While having sympathy for Daniels family history, Castro was no more like Stalin than Thatcher was like Hitler.
Castro led a people's revolution against a foreign imposed dictator. Cuba has close to 100% literacy in a region where no one else gets even close. This is why socialists regard him as a hero. I have no doubt many died under Castro's rule, but compare how many died in Cuba with how many the Americans killed in those same 50 years (Korea, Vietnam, Iraq, Afghanistan, Panama, Nicaragua, to name a few)

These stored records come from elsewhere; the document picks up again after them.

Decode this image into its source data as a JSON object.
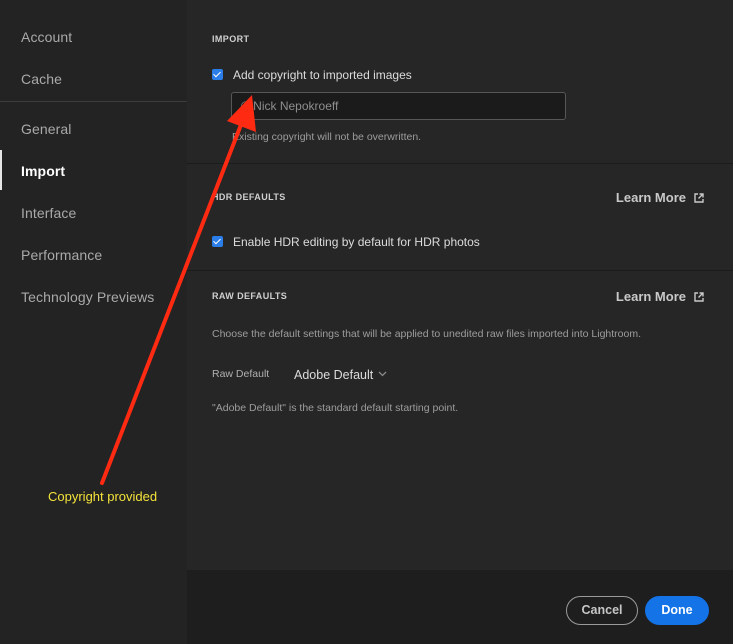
{
  "sidebar": {
    "items": [
      {
        "label": "Account",
        "active": false
      },
      {
        "label": "Cache",
        "active": false
      },
      {
        "label": "General",
        "active": false
      },
      {
        "label": "Import",
        "active": true
      },
      {
        "label": "Interface",
        "active": false
      },
      {
        "label": "Performance",
        "active": false
      },
      {
        "label": "Technology Previews",
        "active": false
      }
    ]
  },
  "import_section": {
    "title": "IMPORT",
    "copyright_checkbox": {
      "label": "Add copyright to imported images",
      "checked": true
    },
    "copyright_input": {
      "value": "© Nick Nepokroeff",
      "placeholder": ""
    },
    "copyright_note": "Existing copyright will not be overwritten."
  },
  "hdr_section": {
    "title": "HDR DEFAULTS",
    "learn_more": "Learn More",
    "hdr_checkbox": {
      "label": "Enable HDR editing by default for HDR photos",
      "checked": true
    }
  },
  "raw_section": {
    "title": "RAW DEFAULTS",
    "learn_more": "Learn More",
    "description": "Choose the default settings that will be applied to unedited raw files imported into Lightroom.",
    "raw_default_label": "Raw Default",
    "raw_default_value": "Adobe Default",
    "note": "\"Adobe Default\" is the standard default starting point."
  },
  "footer": {
    "cancel_label": "Cancel",
    "done_label": "Done"
  },
  "annotation": {
    "text": "Copyright provided",
    "arrow_color": "#ff2a12",
    "text_color": "#f4e23a"
  },
  "colors": {
    "accent": "#1473e6",
    "checkbox": "#2b7de9"
  },
  "icons": [
    "external-link-icon",
    "chevron-down-icon",
    "checkmark-icon"
  ]
}
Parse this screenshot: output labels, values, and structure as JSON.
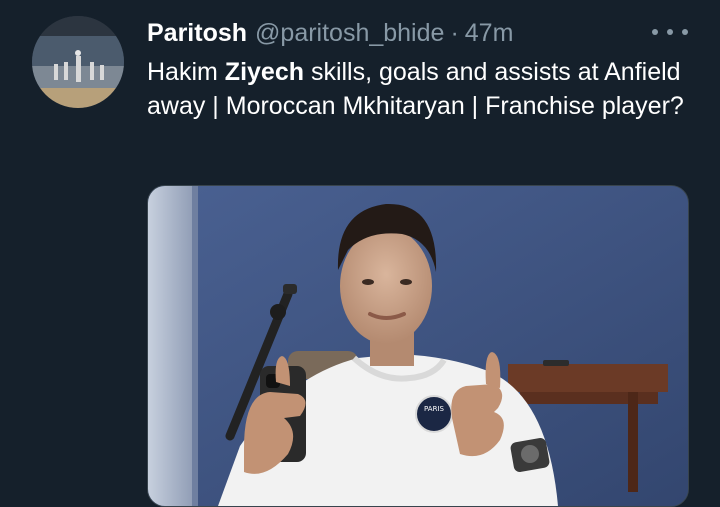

I'm not a socialist but to put him in the same sentence as Stalin is to do a dis-service to history. If we are counting bodies, Surely the US comes much closer to Stalin than Castro?
akram, london,
I agree wholeheartedly- however, think of castro's crimes, murder, jail, jail for homosexuals, tough law- its not too different to Britain not so long ago in terms of brutality, we too imprisoned homosexuals and also committed many atrocious acts. Communism is a great idea- its great pitfall is that it takes humans to run it, humanity is the real weak link- before one judges an ideal, you must judge humanity- when those who seek power take it, they generally like to maintain it, and by any means possible. Castro as a man is a dictator, his country however ruined by american blockades and trade sanctions-is it right that the people of cuba should suffer because the world does not like communism? I dont think it should be- America...still racist and misogynist- is that so great? Castro has done horrible things- so have alot of the world. Harman is wrong to call him a hero of the left- he is not a hero, give him this though at least, his health care system is better than ours ha!
David B, Newcastle, UK
Spot on. There are plenty of trendies walking around British cities wearing CCCP trackies (many of whom probably don't even know the letters are in the Cyrillic alphabet - but that's by the by). Haven't seen any Swastikas on the High Street since 1978. Yet the soviet iconography should be as offensive as the punks wanted to be, given what I would hope is common historical knowledge, but it's simply today's commodified cool.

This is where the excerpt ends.